Bundesgesetz über die Impfpflicht gegen COVID-19 (COVID-19-Impfpflichtgesetz – COVID-19-IG) (14998/SN)

Stellungnahme

Stellungnahme betreffend den Antrag 2173/A der Abgeordneten Gabriela Schwarz, Ralph Schallmeiner, Kolleginnen und Kollegen betreffend ein Bundesgesetz über die Impfpflicht gegen COVID-19 (COVID-19-Impfpflichtgesetz – COVID-19-IG)

Bei den Stellungnahmen handelt es sich nicht um die Meinung der Parlaments­direktion, sondern um jene der einbringenden Person bzw. Institution. Mehr Informationen finden Sie in den Nutzungsbedingungen.

Inhalt

Ich erhebe Einspruch gegen das Gesetz für eine Impfpflicht, weil eine Impfpflicht gegen unsere Grundrechte, u.a. auf Unversehrtheit des eigenen Körpers und gegen den Nünberger Kodex verstösst.
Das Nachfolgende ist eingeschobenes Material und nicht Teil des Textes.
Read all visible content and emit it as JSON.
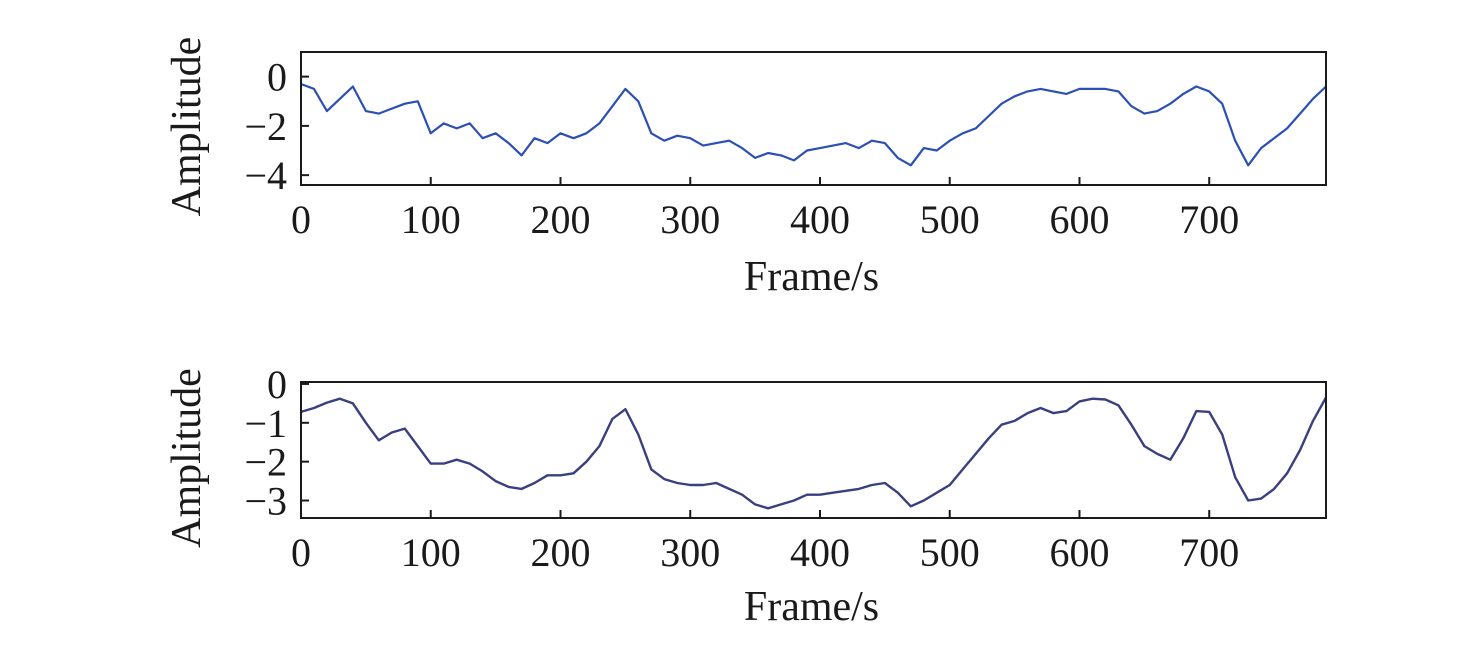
{
  "chart_data": [
    {
      "type": "line",
      "title": "",
      "xlabel": "Frame/s",
      "ylabel": "Amplitude",
      "xlim": [
        0,
        790
      ],
      "ylim": [
        -4.4,
        1.0
      ],
      "xticks": [
        0,
        100,
        200,
        300,
        400,
        500,
        600,
        700
      ],
      "yticks": [
        0,
        -2,
        -4
      ],
      "x_tick_labels": [
        "0",
        "100",
        "200",
        "300",
        "400",
        "500",
        "600",
        "700"
      ],
      "y_tick_labels": [
        "0",
        "−2",
        "−4"
      ],
      "grid": false,
      "line_color": "#2c4fb4",
      "series": [
        {
          "x": [
            0,
            10,
            20,
            30,
            40,
            50,
            60,
            70,
            80,
            90,
            100,
            110,
            120,
            130,
            140,
            150,
            160,
            170,
            180,
            190,
            200,
            210,
            220,
            230,
            240,
            250,
            260,
            270,
            280,
            290,
            300,
            310,
            320,
            330,
            340,
            350,
            360,
            370,
            380,
            390,
            400,
            410,
            420,
            430,
            440,
            450,
            460,
            470,
            480,
            490,
            500,
            510,
            520,
            530,
            540,
            550,
            560,
            570,
            580,
            590,
            600,
            610,
            620,
            630,
            640,
            650,
            660,
            670,
            680,
            690,
            700,
            710,
            720,
            730,
            740,
            750,
            760,
            770,
            780,
            790
          ],
          "values": [
            -0.3,
            -0.5,
            -1.4,
            -0.9,
            -0.4,
            -1.4,
            -1.5,
            -1.3,
            -1.1,
            -1.0,
            -2.3,
            -1.9,
            -2.1,
            -1.9,
            -2.5,
            -2.3,
            -2.7,
            -3.2,
            -2.5,
            -2.7,
            -2.3,
            -2.5,
            -2.3,
            -1.9,
            -1.2,
            -0.5,
            -1.0,
            -2.3,
            -2.6,
            -2.4,
            -2.5,
            -2.8,
            -2.7,
            -2.6,
            -2.9,
            -3.3,
            -3.1,
            -3.2,
            -3.4,
            -3.0,
            -2.9,
            -2.8,
            -2.7,
            -2.9,
            -2.6,
            -2.7,
            -3.3,
            -3.6,
            -2.9,
            -3.0,
            -2.6,
            -2.3,
            -2.1,
            -1.6,
            -1.1,
            -0.8,
            -0.6,
            -0.5,
            -0.6,
            -0.7,
            -0.5,
            -0.5,
            -0.5,
            -0.6,
            -1.2,
            -1.5,
            -1.4,
            -1.1,
            -0.7,
            -0.4,
            -0.6,
            -1.1,
            -2.6,
            -3.6,
            -2.9,
            -2.5,
            -2.1,
            -1.5,
            -0.9,
            -0.4
          ]
        }
      ]
    },
    {
      "type": "line",
      "title": "",
      "xlabel": "Frame/s",
      "ylabel": "Amplitude",
      "xlim": [
        0,
        790
      ],
      "ylim": [
        -3.45,
        0.05
      ],
      "xticks": [
        0,
        100,
        200,
        300,
        400,
        500,
        600,
        700
      ],
      "yticks": [
        0,
        -1,
        -2,
        -3
      ],
      "x_tick_labels": [
        "0",
        "100",
        "200",
        "300",
        "400",
        "500",
        "600",
        "700"
      ],
      "y_tick_labels": [
        "0",
        "−1",
        "−2",
        "−3"
      ],
      "grid": false,
      "line_color": "#3a3f7e",
      "series": [
        {
          "x": [
            0,
            10,
            20,
            30,
            40,
            50,
            60,
            70,
            80,
            90,
            100,
            110,
            120,
            130,
            140,
            150,
            160,
            170,
            180,
            190,
            200,
            210,
            220,
            230,
            240,
            250,
            260,
            270,
            280,
            290,
            300,
            310,
            320,
            330,
            340,
            350,
            360,
            370,
            380,
            390,
            400,
            410,
            420,
            430,
            440,
            450,
            460,
            470,
            480,
            490,
            500,
            510,
            520,
            530,
            540,
            550,
            560,
            570,
            580,
            590,
            600,
            610,
            620,
            630,
            640,
            650,
            660,
            670,
            680,
            690,
            700,
            710,
            720,
            730,
            740,
            750,
            760,
            770,
            780,
            790
          ],
          "values": [
            -0.72,
            -0.62,
            -0.48,
            -0.38,
            -0.5,
            -1.0,
            -1.45,
            -1.25,
            -1.15,
            -1.6,
            -2.05,
            -2.05,
            -1.95,
            -2.05,
            -2.25,
            -2.5,
            -2.65,
            -2.7,
            -2.55,
            -2.35,
            -2.35,
            -2.3,
            -2.0,
            -1.6,
            -0.9,
            -0.65,
            -1.3,
            -2.2,
            -2.45,
            -2.55,
            -2.6,
            -2.6,
            -2.55,
            -2.7,
            -2.85,
            -3.1,
            -3.2,
            -3.1,
            -3.0,
            -2.85,
            -2.85,
            -2.8,
            -2.75,
            -2.7,
            -2.6,
            -2.55,
            -2.8,
            -3.15,
            -3.0,
            -2.8,
            -2.6,
            -2.2,
            -1.8,
            -1.4,
            -1.05,
            -0.95,
            -0.75,
            -0.62,
            -0.75,
            -0.7,
            -0.45,
            -0.38,
            -0.4,
            -0.55,
            -1.05,
            -1.6,
            -1.8,
            -1.95,
            -1.4,
            -0.7,
            -0.72,
            -1.3,
            -2.4,
            -3.0,
            -2.95,
            -2.7,
            -2.3,
            -1.7,
            -0.95,
            -0.35
          ]
        }
      ]
    }
  ]
}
Sie wäre auch ein Eingriff in das Grundrecht auf Privatleben. Das Gesetz darf deswegen nicht genehmigt werden.
Eine Impfpflicht wäre strikt verfassungswidrig! Ich verweise dazu auf den Europäischen Gerichtshof für Menschenrechte (EGMR), der dies erst kürzlich in einem Verfahren bestätigt hat in Tschechien.
Es gibt weiters "gelindere Mittel" zur Behandlung von Covid19. Der Großteil der Infizierten wird nämlich zuhause in Quarantäne abgesondert und bekommt zuhause weder Medikamente, noch Behandlung. Diese Menschen werden "von selbst" wieder gesund und weisen danach natürliche Antikörper auf, die die Regierung nicht gelten lässt, was unverständlich ist, da natürliche Antikörper den besten Schutz darstellen.
Ausserdem wirkt die Impfung nicht gegen die auftretenden Varianten!! Wozu impfen, wenn wirkungslos?? Der 3. Stich ist noch immer off label. Nicht freigegeben!! Eine Pflicht kann daher wegen Unzulässigkeit überhaupt nicht in Erwägung gezogen werden!